I am trying to index a pdf document in elastic search. I used Nest,ElasticSearch.net APIs to index the document. I have installed mapper-attachment plugin. Indexing part is done and when i query the file, i get the below mapping and settings
{
"file" : {
"aliases" : { },
"mappings" : {
"document" : {
"properties" : {
"file" : {
"type" : "attachment",
"fields" : {
"content" : {
"type" : "string"
},
"author" : {
"type" : "string"
},
"title" : {
"type" : "string"
},
"name" : {
"type" : "string"
},
"date" : {
"type" : "date",
"format" : "strict_date_optional_time||epoch_millis"
},
"keywords" : {
"type" : "string"
},
"content_type" : {
"type" : "string"
},
"content_length" : {
"type" : "integer"
},
"language" : {
"type" : "string"
}
}
},
"id" : {
"type" : "integer"
},
"name" : {
"type" : "string"
},
"title" : {
"type" : "string",
"store" : true
}
}
}
},
"settings" : {
"index" : {
"creation_date" : "1480322538205",
"number_of_shards" : "5",
"number_of_replicas" : "0",
"uuid" : "XnDEug4OQ6205Ja_1_RSMA",
"version" : {
"created" : "2010199"
}
}
},
"warmers" : { }
}
}
The pdf file is stored as encoded base 64 string and i am able to view it when is query
localhost:9200/file/_search?q=sometextinsidepdf
it returns me the json
{"took":25,"timed_out":false,"_shards":{"total":5,"successful":5,"failed":0},"hits":{"total":1,"max_score":0.02117227,"hits":[{"_index":"file","_type":"document","_id":"1","_score":0.02117227,"_source":{
"id": 1,
"title": "test",
"file": {
"_content": "....base 64 encoded string .....
}
}

Actually its returning the encoded string if the search text is present in pdf, but ideally i would like to see the actual text in the pdf returned instead of encoded string with highlighted search text . How to achieve this?
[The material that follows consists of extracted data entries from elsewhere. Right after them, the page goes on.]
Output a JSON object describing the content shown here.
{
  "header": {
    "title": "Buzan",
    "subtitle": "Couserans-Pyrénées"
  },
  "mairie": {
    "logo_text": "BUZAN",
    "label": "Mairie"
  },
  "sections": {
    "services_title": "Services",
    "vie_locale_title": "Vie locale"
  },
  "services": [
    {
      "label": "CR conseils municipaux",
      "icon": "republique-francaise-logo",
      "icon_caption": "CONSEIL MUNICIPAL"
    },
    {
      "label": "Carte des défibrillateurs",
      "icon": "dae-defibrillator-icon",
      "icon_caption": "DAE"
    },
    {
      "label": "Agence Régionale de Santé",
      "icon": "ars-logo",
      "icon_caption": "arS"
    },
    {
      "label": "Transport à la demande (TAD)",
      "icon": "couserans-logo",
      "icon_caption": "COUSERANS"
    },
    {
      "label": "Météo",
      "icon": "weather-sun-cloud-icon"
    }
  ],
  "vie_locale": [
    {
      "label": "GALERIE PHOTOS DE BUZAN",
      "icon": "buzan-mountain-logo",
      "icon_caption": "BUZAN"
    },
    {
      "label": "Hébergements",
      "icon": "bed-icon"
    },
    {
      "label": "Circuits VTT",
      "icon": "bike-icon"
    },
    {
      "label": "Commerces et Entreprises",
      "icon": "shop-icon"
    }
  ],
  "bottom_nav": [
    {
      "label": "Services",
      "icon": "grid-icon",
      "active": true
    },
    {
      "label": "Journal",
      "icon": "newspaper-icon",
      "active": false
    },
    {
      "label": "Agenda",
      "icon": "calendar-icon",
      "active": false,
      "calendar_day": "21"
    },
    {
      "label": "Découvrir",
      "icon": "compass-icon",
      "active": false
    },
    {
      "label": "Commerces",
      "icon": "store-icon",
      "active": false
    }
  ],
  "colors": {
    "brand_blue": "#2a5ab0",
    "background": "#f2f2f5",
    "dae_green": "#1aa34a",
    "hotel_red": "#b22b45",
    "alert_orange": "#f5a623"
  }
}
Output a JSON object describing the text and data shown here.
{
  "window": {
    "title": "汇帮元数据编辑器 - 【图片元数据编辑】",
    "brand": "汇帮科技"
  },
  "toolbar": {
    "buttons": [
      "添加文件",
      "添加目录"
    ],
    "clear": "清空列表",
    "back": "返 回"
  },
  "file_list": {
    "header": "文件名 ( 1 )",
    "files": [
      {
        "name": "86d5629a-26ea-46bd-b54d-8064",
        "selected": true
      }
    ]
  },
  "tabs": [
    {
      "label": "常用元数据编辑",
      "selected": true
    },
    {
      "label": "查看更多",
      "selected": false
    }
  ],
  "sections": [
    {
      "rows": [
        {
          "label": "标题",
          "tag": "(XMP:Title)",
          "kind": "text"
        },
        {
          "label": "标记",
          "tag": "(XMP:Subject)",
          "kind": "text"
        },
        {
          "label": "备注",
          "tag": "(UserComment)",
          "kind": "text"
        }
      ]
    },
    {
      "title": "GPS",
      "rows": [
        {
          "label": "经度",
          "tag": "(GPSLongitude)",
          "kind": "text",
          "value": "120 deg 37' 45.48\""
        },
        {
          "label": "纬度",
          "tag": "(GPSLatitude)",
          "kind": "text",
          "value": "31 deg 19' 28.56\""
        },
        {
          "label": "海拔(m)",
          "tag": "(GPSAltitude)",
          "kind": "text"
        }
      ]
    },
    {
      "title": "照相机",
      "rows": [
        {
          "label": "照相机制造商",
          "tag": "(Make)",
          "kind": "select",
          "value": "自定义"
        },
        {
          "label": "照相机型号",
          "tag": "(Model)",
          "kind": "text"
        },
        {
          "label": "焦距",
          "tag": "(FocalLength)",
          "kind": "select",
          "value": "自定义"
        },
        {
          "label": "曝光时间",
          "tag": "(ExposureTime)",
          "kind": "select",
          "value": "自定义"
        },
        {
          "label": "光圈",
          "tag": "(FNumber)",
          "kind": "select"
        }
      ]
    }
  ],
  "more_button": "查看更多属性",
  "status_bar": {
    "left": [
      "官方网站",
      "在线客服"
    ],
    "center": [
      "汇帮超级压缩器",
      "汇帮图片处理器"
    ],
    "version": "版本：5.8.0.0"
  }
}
Any help is really appreciated.
Thanks,
Sooraj.S


(David Pilato) #2

Please format your code using </> icon as explained in this guide. It will make your post more readable.
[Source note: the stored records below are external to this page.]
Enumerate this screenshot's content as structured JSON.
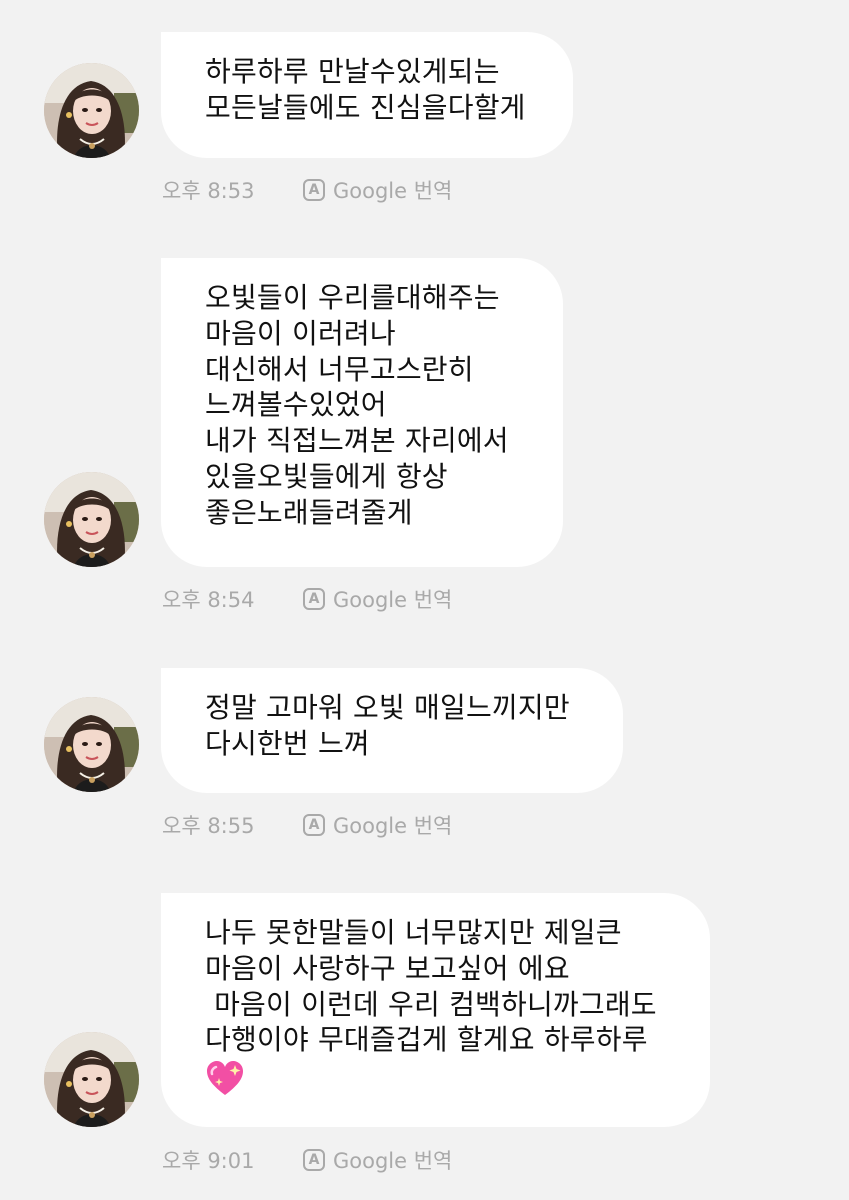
{
  "messages": [
    {
      "lines": [
        "하루하루 만날수있게되는",
        "모든날들에도 진심을다할게"
      ],
      "time": "오후 8:53",
      "translate_icon": "A",
      "translate_label": "Google 번역"
    },
    {
      "lines": [
        "오빛들이 우리를대해주는",
        "마음이 이러려나",
        "대신해서 너무고스란히",
        "느껴볼수있었어",
        "내가 직접느껴본 자리에서",
        "있을오빛들에게 항상",
        "좋은노래들려줄게"
      ],
      "time": "오후 8:54",
      "translate_icon": "A",
      "translate_label": "Google 번역"
    },
    {
      "lines": [
        "정말 고마워 오빛 매일느끼지만",
        "다시한번 느껴"
      ],
      "time": "오후 8:55",
      "translate_icon": "A",
      "translate_label": "Google 번역"
    },
    {
      "lines": [
        "나두 못한말들이 너무많지만 제일큰",
        "마음이 사랑하구 보고싶어 에요",
        " 마음이 이런데 우리 컴백하니까그래도",
        "다행이야 무대즐겁게 할게요 하루하루"
      ],
      "emoji": "sparkling-heart-icon",
      "time": "오후 9:01",
      "translate_icon": "A",
      "translate_label": "Google 번역"
    }
  ],
  "colors": {
    "background": "#f2f2f2",
    "bubble": "#ffffff",
    "text": "#111111",
    "meta": "#a9a9a9",
    "heart": "#f24fa4"
  }
}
Have a look at: https://www.elastic.co/blog/the-future-of-attachments-for-elasticsearch-and-dotnet

Note that the original text won't be part of the _source document when using mapper-attachments plugin. You should use ingest-attachment instead as explained in "The future" part of the page I linked to..


(system) #3

This topic was automatically closed 28 days after the last reply. New replies are no longer allowed.